At the top of the arts side of the hill and, for the moment, the last building on that side, is the Law and Commerce Building in which Legal Studies resides. One is frequently told that the building has been awarded an architectural prize. And indeed it has but, creditable though it may be, the prize was not one of the major ones. The chief merit of the building is that it works; but it has other merits too. It uses the slope cleverly in the way that it incorporates two very large lecture rooms and a moot court on the lowest level. It also maintains the theme of the linked courtyards whilst providing a building which is, stylistically, as much of its time as all the others, though whether one calls it "high tech" or "post-modern" might be difficult to say. (You have to go about a kilometre from the university site to see what is, even on a world scale, a rarity, a deconstructionist building).

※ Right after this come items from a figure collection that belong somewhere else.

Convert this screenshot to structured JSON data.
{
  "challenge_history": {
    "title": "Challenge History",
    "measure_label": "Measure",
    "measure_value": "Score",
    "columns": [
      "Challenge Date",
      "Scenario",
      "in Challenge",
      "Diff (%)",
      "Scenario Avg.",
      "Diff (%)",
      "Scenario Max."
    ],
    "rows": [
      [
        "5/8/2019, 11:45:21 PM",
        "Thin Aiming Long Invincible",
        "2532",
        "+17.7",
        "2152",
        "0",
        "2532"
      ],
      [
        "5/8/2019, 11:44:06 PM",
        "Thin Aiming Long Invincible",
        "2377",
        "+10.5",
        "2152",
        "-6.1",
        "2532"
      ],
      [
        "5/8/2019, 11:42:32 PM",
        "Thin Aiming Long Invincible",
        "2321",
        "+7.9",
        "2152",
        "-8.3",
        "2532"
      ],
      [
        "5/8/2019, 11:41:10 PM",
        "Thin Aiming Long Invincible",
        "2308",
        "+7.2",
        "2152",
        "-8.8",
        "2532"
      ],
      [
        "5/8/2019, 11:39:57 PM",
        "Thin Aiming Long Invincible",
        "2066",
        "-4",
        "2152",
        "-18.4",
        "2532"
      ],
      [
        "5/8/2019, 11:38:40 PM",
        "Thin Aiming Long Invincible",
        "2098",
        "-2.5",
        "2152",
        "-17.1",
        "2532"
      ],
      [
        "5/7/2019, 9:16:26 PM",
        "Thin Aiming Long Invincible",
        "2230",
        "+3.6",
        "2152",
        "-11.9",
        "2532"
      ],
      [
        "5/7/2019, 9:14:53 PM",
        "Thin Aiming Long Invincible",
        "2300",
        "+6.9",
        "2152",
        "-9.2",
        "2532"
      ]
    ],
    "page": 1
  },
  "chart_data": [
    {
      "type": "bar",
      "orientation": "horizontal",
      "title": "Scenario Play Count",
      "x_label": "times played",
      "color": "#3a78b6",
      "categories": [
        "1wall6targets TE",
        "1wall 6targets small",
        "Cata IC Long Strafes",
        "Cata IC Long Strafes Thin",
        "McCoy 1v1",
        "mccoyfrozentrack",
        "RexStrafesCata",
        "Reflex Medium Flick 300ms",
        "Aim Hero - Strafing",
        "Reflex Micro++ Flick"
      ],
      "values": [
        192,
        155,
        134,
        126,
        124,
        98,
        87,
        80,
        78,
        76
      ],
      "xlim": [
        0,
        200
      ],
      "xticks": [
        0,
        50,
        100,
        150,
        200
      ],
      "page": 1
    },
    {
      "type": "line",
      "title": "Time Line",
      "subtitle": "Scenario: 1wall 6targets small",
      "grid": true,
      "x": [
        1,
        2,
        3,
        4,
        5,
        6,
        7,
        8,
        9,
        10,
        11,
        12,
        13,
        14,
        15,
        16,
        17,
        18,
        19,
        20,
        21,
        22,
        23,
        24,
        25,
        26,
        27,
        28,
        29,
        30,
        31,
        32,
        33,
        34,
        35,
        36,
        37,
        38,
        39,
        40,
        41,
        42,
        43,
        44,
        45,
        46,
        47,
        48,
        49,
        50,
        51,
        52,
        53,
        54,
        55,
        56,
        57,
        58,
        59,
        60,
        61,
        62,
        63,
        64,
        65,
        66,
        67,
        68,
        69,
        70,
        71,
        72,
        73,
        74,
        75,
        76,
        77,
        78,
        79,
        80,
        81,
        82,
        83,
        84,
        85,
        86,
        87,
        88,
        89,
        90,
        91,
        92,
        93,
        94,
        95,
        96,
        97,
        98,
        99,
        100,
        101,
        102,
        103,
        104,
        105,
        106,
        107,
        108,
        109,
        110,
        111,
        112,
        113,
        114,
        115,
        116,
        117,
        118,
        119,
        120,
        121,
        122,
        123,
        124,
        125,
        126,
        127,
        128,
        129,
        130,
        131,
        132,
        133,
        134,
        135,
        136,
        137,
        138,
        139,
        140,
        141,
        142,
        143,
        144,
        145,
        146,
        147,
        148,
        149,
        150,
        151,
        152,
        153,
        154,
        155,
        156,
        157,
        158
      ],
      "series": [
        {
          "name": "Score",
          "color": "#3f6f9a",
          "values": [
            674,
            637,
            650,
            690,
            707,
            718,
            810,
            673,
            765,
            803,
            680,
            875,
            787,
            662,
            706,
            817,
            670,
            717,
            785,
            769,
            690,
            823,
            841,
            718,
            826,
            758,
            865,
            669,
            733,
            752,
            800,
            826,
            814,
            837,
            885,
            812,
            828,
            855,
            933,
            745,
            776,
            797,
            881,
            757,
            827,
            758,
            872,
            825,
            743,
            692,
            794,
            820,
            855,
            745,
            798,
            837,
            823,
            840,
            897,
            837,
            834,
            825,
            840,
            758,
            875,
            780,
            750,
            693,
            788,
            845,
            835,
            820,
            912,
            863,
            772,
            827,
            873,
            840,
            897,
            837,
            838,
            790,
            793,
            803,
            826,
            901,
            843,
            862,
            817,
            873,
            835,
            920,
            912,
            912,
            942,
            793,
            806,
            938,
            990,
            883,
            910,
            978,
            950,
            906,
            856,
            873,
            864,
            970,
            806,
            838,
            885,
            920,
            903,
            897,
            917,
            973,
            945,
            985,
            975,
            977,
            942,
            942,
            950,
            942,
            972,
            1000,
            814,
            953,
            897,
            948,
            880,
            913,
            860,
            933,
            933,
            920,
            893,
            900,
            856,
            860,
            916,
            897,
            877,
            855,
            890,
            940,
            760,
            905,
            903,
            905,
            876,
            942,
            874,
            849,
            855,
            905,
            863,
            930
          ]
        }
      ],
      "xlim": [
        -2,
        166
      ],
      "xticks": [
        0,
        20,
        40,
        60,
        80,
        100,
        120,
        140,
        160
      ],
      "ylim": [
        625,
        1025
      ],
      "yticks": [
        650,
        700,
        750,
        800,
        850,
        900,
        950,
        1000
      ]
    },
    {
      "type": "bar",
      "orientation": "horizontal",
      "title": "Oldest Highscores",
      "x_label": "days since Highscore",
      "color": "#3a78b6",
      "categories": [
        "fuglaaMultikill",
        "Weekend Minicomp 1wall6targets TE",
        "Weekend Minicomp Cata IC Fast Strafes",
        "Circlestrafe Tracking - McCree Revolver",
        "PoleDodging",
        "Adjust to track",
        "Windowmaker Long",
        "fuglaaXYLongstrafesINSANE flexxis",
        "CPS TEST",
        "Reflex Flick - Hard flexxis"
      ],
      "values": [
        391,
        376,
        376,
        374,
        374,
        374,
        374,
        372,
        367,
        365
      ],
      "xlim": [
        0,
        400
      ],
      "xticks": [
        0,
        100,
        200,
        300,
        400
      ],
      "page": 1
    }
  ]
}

[View of the Social Sciences Courtyard]
The Social Sciences South Courtyard

In England it is difficult to think of many universities of the '60s whose sites are worth visiting for their own sakes - and the present writer visited most of them. The best parts of most of them are centred on buildings and landscapes which long pre-date the university itself. Flinders started with a bleak and windswept hill but is now a good site. It is not entirely without fault but it is a fine achievement. Whilst the usual high officials and important committees would, no doubt, have some claim to some of the credit, and the University architect certainly has a good claim to a lot of it, it may also be that the enthusiasm and commitment of the building department staff deserve the rest.